Fazit zu „Zombie Zone Germany: Der Beginn“
Mit „Zombie Zone Germany: Der Beginn“ hat der Amrûn Verlag ein Werk geschaffen, das angesichts der Corona-Krise unerwartet aktuell geworden ist. Prepper, Verschwörungstheorien über Twitter, enttäuschte Hoffnungen in die Regierung, Isolation aus Angst – zahlreiche dieser Themen spielen in den Kurzgeschichten eine tragende Rolle und prägen inzwischen auch unser reales Leben. Insofern ist die Anthologie gleich doppelt interessant: Einmal als Sammlung spannender Zombiegeschichten, aber auch als Veröffentlichung, die gesellschaftliche Entwicklungen praktisch vorgegriffen hat.

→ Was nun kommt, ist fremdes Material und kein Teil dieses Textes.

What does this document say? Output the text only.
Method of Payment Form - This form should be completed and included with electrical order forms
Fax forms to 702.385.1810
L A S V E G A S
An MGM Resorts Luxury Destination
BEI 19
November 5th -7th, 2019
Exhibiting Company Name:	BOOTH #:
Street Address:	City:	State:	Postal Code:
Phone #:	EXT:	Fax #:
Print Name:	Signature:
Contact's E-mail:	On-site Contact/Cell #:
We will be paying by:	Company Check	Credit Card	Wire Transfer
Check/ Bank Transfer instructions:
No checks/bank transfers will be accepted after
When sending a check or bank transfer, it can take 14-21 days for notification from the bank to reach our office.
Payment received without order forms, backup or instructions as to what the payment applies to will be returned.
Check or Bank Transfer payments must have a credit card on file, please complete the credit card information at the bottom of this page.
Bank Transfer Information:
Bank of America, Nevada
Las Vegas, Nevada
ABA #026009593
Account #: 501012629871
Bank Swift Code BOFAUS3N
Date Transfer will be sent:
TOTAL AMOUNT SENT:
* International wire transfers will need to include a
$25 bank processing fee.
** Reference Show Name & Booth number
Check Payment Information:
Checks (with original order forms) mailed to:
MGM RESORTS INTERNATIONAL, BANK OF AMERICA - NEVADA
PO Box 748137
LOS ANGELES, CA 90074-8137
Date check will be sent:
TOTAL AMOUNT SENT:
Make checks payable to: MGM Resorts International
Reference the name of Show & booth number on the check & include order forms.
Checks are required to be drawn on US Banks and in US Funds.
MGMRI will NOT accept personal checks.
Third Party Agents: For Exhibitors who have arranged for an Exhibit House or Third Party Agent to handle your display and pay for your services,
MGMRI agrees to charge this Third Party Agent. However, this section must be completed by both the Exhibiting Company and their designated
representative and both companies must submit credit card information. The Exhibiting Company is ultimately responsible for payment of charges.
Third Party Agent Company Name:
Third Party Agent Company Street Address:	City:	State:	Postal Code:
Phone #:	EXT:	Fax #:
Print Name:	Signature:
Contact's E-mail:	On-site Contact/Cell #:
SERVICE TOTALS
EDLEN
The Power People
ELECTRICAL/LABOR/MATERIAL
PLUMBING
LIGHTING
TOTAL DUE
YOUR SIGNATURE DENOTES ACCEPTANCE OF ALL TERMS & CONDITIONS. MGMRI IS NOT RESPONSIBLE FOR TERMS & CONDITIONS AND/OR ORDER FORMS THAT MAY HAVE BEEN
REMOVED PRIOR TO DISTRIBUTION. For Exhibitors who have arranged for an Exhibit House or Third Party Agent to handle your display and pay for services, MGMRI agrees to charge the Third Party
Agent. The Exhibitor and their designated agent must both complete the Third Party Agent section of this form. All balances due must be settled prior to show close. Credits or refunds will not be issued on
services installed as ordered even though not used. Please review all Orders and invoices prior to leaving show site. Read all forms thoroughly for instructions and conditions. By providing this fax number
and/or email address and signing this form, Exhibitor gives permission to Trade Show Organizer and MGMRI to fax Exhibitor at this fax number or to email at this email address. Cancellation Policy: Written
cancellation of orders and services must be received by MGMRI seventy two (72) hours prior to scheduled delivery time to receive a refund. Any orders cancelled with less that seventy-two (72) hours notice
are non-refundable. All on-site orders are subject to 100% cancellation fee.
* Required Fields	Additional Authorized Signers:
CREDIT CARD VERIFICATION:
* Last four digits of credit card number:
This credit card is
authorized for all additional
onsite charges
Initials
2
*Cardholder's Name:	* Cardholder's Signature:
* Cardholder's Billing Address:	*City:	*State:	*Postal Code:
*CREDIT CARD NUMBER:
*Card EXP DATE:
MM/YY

Die Anthologie bietet stilistisch eine große Vielfalt, was für Abwechslung sorgt, aber auch bedeutet, dass Leser mit ganz spezifischen Stil-Vorlieben nicht bei jeder Kurzgeschichte auf ihre Kosten kommen. Auch die handwerkliche Qualität der Storys variiert: Neben kleinen Meisterwerken gibt es auch einige eher zähe Geschichten. Insgesamt sind die meisten Kurzgeschichten aber solide erzählt. Und allein das etablierte Setting der Zombie Zone ist schon überaus interessant, ermöglicht es doch zahlreiche Verweise auf gesellschaftliche Fehlentwicklungen. Etwas, was spätestens seit George A. Romero viele gute Zombie-Geschichten auszeichnet.